The new system allows the robot to push objects multiple times until a sequence of images are collected, which enables the system to segment all the objects in the sequence until the robot recognises the objects. According to UT Dallas, previous approaches have relied on a single push or grasp by the robot to ‘learn’ the object.
“If you ask a robot to pick up the mug or bring you a bottle of water, the robot needs to recognise those objects,” said Dr Yu Xiang, senior author of the paper and assistant professor of computer science in the Erik Jonsson School of Engineering and Computer Science.
The UTD researchers’ technology is designed to help robots detect a variety of objects and to generalise similar versions of common items, such as water bottles that come in different shapes and sizes.

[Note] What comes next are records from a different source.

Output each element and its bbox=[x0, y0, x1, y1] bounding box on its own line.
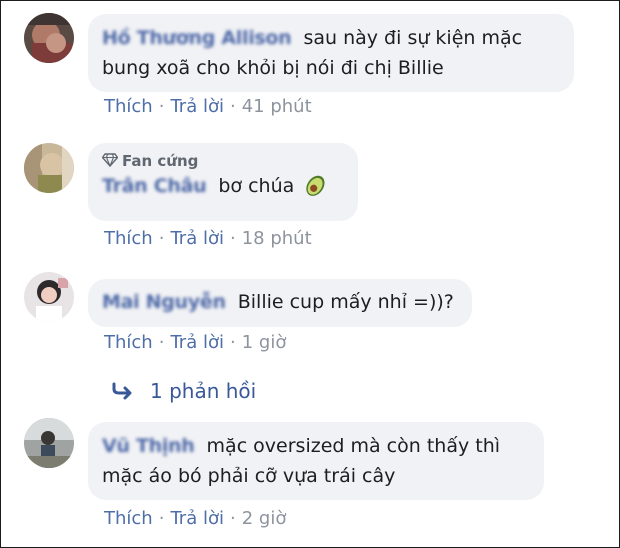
reply-button[interactable]: Trả lời bbox=[170, 508, 224, 529]
like-button[interactable]: Thích bbox=[104, 228, 153, 249]
reply-arrow-icon bbox=[112, 382, 132, 400]
fan-badge: Fan cứng bbox=[102, 151, 344, 171]
timestamp[interactable]: 41 phút bbox=[242, 96, 312, 117]
like-button[interactable]: Thích bbox=[104, 332, 153, 353]
comment-text-line2: mặc áo bó phải cỡ vựa trái cây bbox=[102, 465, 396, 487]
avocado-icon bbox=[306, 175, 325, 196]
reply-button[interactable]: Trả lời bbox=[170, 96, 224, 117]
view-replies-link[interactable]: 1 phản hồi bbox=[112, 379, 256, 403]
replies-count[interactable]: 1 phản hồi bbox=[150, 379, 256, 403]
separator: · bbox=[158, 508, 165, 529]
comment-bubble: Vũ Thịnh mặc oversized mà còn thấy thì m… bbox=[88, 422, 544, 500]
comment-author[interactable]: Hồ Thương Allison bbox=[102, 27, 292, 49]
comment-actions: Thích · Trả lời · 41 phút bbox=[104, 96, 312, 117]
reply-button[interactable]: Trả lời bbox=[170, 332, 224, 353]
avatar[interactable] bbox=[24, 143, 74, 193]
comment-text: bơ chúa bbox=[218, 175, 295, 197]
separator: · bbox=[229, 508, 236, 529]
separator: · bbox=[229, 96, 236, 117]
comment-bubble: Fan cứng Trân Châu bơ chúa bbox=[88, 143, 358, 221]
comment-bubble: Mai Nguyễn Billie cup mấy nhỉ =))? bbox=[88, 279, 472, 327]
timestamp[interactable]: 18 phút bbox=[242, 228, 312, 249]
comment-text: mặc oversized mà còn thấy thì bbox=[206, 435, 501, 457]
comment-actions: Thích · Trả lời · 2 giờ bbox=[104, 508, 286, 529]
separator: · bbox=[158, 332, 165, 353]
comment-text-line2: bung xoã cho khỏi bị nói đi chị Billie bbox=[102, 57, 444, 79]
like-button[interactable]: Thích bbox=[104, 96, 153, 117]
separator: · bbox=[229, 228, 236, 249]
avatar[interactable] bbox=[24, 13, 74, 63]
comment-author[interactable]: Trân Châu bbox=[102, 175, 207, 197]
comment-author[interactable]: Mai Nguyễn bbox=[102, 291, 226, 313]
avatar[interactable] bbox=[24, 418, 74, 468]
comment-text: Billie cup mấy nhỉ =))? bbox=[237, 291, 454, 313]
separator: · bbox=[229, 332, 236, 353]
comment-actions: Thích · Trả lời · 1 giờ bbox=[104, 332, 286, 353]
comment-actions: Thích · Trả lời · 18 phút bbox=[104, 228, 312, 249]
reply-button[interactable]: Trả lời bbox=[170, 228, 224, 249]
separator: · bbox=[158, 96, 165, 117]
timestamp[interactable]: 2 giờ bbox=[242, 508, 287, 529]
comment-author[interactable]: Vũ Thịnh bbox=[102, 435, 195, 457]
comment-bubble: Hồ Thương Allison sau này đi sự kiện mặc… bbox=[88, 14, 574, 92]
like-button[interactable]: Thích bbox=[104, 508, 153, 529]
diamond-icon bbox=[102, 153, 118, 167]
timestamp[interactable]: 1 giờ bbox=[242, 332, 287, 353]
avatar[interactable] bbox=[24, 272, 74, 322]
comment-text: sau này đi sự kiện mặc bbox=[303, 27, 523, 49]
comment-thread: Hồ Thương Allison sau này đi sự kiện mặc… bbox=[0, 0, 620, 548]
separator: · bbox=[158, 228, 165, 249]
badge-label: Fan cứng bbox=[122, 152, 199, 170]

Toy packages of common foods, including spaghetti, ketchup and carrots, are being used to train the lab robot, named Ramp.
Ramp is a Fetch Robotics mobile manipulator robot that stands on a round mobile platform and is fitted with a long mechanical arm with seven joints and a two-fingered end effector to grasp objects.

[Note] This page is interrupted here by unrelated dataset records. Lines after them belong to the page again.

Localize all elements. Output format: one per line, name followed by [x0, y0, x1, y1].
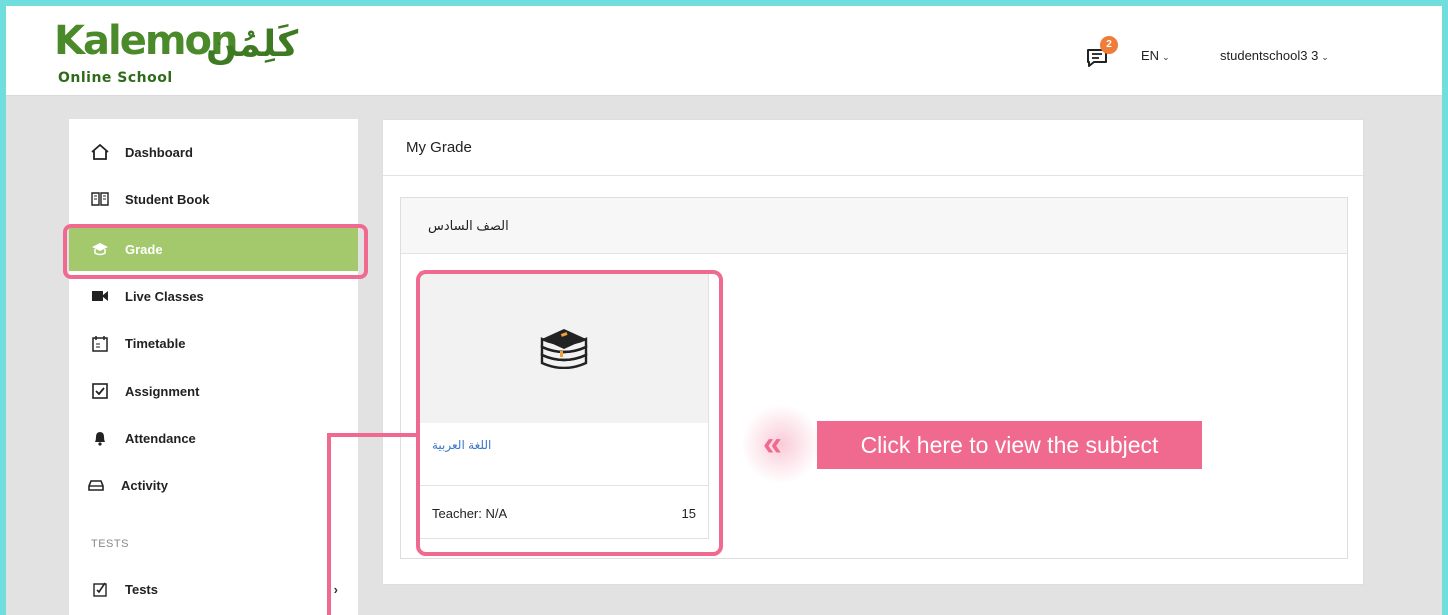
logo-arabic-text: كَلِمُن — [206, 24, 299, 65]
instruction-callout: Click here to view the subject — [817, 421, 1202, 469]
notification-badge: 2 — [1100, 36, 1118, 54]
sidebar-item-label: Assignment — [125, 383, 200, 399]
calendar-icon — [91, 334, 109, 352]
book-icon — [91, 190, 109, 208]
sidebar-item-activity[interactable]: Activity — [69, 463, 358, 507]
inbox-icon — [87, 476, 105, 494]
callout-connector-line — [327, 433, 331, 615]
language-selector[interactable]: EN ⌄ — [1141, 48, 1170, 63]
bell-icon — [91, 429, 109, 447]
sidebar-item-student-book[interactable]: Student Book — [69, 177, 358, 221]
language-label: EN — [1141, 48, 1160, 63]
sidebar-item-tests[interactable]: Tests › — [69, 567, 358, 611]
sidebar-item-dashboard[interactable]: Dashboard — [69, 130, 358, 174]
sidebar-item-label: Activity — [121, 477, 168, 493]
user-name: studentschool3 3 — [1220, 48, 1319, 63]
kalemon-logo[interactable]: Kalemon Online School كَلِمُن — [54, 18, 298, 88]
logo-subtitle: Online School — [58, 70, 173, 86]
chevron-down-icon: ⌄ — [1162, 52, 1170, 62]
callout-glow — [741, 404, 821, 484]
video-camera-icon — [91, 287, 109, 305]
user-menu[interactable]: studentschool3 3 ⌄ — [1220, 48, 1329, 63]
sidebar-item-label: Live Classes — [125, 288, 204, 304]
sidebar-item-label: Tests — [125, 581, 158, 597]
sidebar-item-live-classes[interactable]: Live Classes — [69, 274, 358, 318]
sidebar-item-label: Dashboard — [125, 144, 193, 160]
grade-title: الصف السادس — [401, 198, 1347, 254]
top-bar: Kalemon Online School كَلِمُن 2 EN ⌄ stud… — [6, 6, 1442, 96]
home-icon — [91, 143, 109, 161]
sidebar-item-assignment[interactable]: Assignment — [69, 369, 358, 413]
test-icon — [91, 580, 109, 598]
screen-frame: Kalemon Online School كَلِمُن 2 EN ⌄ stud… — [0, 0, 1448, 615]
sidebar-item-timetable[interactable]: Timetable — [69, 321, 358, 365]
sidebar-item-label: Timetable — [125, 335, 186, 351]
sidebar-item-label: Attendance — [125, 430, 196, 446]
double-chevron-left-icon: « — [763, 425, 782, 463]
chevron-down-icon: ⌄ — [1321, 52, 1329, 62]
chevron-right-icon[interactable]: › — [334, 582, 338, 597]
sidebar-item-label: Student Book — [125, 191, 210, 207]
sidebar-section-tests: TESTS — [91, 538, 129, 550]
sidebar-item-attendance[interactable]: Attendance — [69, 416, 358, 460]
subject-highlight-box — [416, 270, 723, 556]
page-title: My Grade — [383, 120, 1363, 176]
callout-connector-line — [327, 433, 416, 437]
checkbox-icon — [91, 382, 109, 400]
grade-highlight-box — [63, 224, 368, 279]
sidebar: Dashboard Student Book Grade Live Classe… — [69, 119, 358, 615]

Xiang said robots learn to recognise items in a comparable way to how children learn to interact with toys.
“After pushing the object, the robot learns to recognise it,” Xiang said in a statement. “With that data, we train the AI model so the next time the robot sees the object, it does not need to push it again. By the second time it sees the object, it will just pick it up.”
What is new about the researchers’ method is that the robot pushes each item 15 to 20 times, while the previous interactive perception methods only use a single push. Xiang said multiple pushes enable the robot to take more photos with its RGB-D camera, which includes a depth sensor, to learn about each item in more detail. This reduces the potential for mistakes.
The task of recognising, differentiating and remembering objects – segmentation - is one of the primary functions needed for robots to complete tasks.
“To the best of our knowledge, this is the first system that leverages long-term robot interaction for object segmentation,” said Xiang.
The next step for the researchers is to improve other functions, including planning and control, which could enable tasks such as sorting recycled materials.